Since purchasing a 921, I have been trying to use these hex codes with an MX800 via Pront Edit with no success. I seem to be able to make a CCF file but the learned codes do not work when copied into MXEditor. Any help or advice would be appreciated.

Pete


----------



## lwalker108

Mark Lamutt said:


> Last year, I posted the discrete ON/OFF codes in Philips Pronto IR format to remotecentral for remote addresses 1 through 19.
> 
> They can be hound here: http://www.remotecentral.com/cgi-bi...db=discrete&br=dishnetwork&dv=dssreceiver&fc=
> 
> If you have a learning remote other than a philips pronto, I can't help you in converting the IR format to your remote. I do know that other users have said that there is a conversion utility for the MX700 and MX800 remotes. And, there are discrete code codes for the OFA remotes. But, other than that, I don't have any information.

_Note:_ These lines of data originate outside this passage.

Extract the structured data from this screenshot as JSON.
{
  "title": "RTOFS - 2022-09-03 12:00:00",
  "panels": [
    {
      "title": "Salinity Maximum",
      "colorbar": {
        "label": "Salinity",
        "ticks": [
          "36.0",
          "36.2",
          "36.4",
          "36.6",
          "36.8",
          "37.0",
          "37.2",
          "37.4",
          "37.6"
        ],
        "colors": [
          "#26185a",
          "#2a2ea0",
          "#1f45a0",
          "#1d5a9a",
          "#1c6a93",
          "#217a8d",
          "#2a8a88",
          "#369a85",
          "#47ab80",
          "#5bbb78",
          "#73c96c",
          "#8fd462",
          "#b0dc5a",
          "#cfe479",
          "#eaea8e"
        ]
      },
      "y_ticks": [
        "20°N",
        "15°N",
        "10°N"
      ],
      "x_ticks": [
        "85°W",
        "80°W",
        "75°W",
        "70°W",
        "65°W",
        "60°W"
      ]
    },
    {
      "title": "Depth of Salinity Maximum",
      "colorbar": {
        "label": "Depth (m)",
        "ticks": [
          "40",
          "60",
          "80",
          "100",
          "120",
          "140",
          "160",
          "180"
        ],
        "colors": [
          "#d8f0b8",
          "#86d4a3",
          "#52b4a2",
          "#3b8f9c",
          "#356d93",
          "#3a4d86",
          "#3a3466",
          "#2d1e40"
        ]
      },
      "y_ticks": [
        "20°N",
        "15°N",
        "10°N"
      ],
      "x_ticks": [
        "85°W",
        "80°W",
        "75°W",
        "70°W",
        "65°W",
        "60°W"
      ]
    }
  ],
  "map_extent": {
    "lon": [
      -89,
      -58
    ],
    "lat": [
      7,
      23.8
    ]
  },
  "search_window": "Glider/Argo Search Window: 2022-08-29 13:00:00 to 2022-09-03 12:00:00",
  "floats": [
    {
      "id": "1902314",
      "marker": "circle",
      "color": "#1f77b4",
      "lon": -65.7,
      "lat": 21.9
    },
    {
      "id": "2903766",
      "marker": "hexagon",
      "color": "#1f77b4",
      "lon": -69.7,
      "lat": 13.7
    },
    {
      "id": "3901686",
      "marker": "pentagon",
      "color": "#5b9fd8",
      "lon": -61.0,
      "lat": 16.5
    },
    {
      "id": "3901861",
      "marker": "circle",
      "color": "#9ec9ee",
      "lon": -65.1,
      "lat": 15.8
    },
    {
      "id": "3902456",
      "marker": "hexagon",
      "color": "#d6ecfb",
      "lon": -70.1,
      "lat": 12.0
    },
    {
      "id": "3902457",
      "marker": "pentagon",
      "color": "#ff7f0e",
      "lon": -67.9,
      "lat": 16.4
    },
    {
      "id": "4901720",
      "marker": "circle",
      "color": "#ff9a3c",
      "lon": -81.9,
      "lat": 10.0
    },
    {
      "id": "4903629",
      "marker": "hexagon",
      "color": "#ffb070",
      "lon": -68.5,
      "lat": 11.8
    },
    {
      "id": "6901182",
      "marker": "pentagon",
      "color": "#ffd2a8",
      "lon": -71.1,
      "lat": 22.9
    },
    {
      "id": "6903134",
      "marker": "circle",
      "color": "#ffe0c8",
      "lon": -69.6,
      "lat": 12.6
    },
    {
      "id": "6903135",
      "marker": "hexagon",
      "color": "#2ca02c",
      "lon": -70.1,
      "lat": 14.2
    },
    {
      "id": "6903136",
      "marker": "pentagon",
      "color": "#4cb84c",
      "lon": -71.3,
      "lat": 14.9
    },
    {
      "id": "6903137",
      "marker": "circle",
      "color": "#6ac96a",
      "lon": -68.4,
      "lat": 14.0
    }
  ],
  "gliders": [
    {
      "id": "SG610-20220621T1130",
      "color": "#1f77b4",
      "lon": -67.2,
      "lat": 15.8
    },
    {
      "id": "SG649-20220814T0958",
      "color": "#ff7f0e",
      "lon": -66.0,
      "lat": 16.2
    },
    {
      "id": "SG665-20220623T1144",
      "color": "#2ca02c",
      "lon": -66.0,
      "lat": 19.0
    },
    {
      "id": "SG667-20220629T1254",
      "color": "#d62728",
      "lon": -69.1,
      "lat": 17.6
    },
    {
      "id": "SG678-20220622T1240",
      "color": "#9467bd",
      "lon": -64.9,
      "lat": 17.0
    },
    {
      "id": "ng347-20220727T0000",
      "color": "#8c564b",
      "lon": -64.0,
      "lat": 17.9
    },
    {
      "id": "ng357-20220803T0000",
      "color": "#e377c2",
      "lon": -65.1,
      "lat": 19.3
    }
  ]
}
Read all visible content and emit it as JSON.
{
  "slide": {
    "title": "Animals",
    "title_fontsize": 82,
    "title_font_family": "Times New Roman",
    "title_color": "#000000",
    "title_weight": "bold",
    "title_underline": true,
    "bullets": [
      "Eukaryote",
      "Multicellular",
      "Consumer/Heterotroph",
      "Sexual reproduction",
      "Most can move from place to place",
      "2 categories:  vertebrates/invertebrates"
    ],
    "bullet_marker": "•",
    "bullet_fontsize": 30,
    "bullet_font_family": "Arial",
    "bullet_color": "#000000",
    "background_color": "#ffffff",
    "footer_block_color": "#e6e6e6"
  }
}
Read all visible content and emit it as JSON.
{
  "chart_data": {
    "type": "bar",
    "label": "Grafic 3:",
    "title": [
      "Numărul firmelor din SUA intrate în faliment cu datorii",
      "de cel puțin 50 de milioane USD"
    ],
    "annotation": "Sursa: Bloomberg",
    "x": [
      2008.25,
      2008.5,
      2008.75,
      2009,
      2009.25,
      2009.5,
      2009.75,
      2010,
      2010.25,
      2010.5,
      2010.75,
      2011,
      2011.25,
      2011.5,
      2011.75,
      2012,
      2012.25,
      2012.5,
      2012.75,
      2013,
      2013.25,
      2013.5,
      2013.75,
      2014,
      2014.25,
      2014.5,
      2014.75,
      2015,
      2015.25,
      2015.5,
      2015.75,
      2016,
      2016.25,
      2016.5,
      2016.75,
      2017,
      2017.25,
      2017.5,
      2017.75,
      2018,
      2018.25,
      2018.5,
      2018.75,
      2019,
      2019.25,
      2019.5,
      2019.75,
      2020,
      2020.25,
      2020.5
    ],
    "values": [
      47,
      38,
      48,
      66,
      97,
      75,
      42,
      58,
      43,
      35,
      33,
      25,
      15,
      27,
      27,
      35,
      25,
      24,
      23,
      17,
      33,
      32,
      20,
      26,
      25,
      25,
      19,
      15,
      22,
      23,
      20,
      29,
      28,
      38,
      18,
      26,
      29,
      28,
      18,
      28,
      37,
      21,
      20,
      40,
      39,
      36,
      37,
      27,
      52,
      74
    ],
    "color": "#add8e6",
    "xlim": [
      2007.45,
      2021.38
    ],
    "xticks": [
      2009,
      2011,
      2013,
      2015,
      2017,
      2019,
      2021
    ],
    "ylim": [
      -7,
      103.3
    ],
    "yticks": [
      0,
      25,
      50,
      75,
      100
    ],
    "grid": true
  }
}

I have tried your codes and they don't seem to work. Do you have updated codes?


----------



## Mark Lamutt

Nothing has changed with them, and they still work with my 508s, 6000 and 921 (as of last night, anyway).


----------



## igleaner

Will these codes also work for the Dish 811 receiver?


----------



## Mark Lamutt

Yes.


----------



## igleaner

For some reason, they didn't work for my 811 using address 2.


----------



## Mark Lamutt

Not sure what to tell you, except to try another address.


----------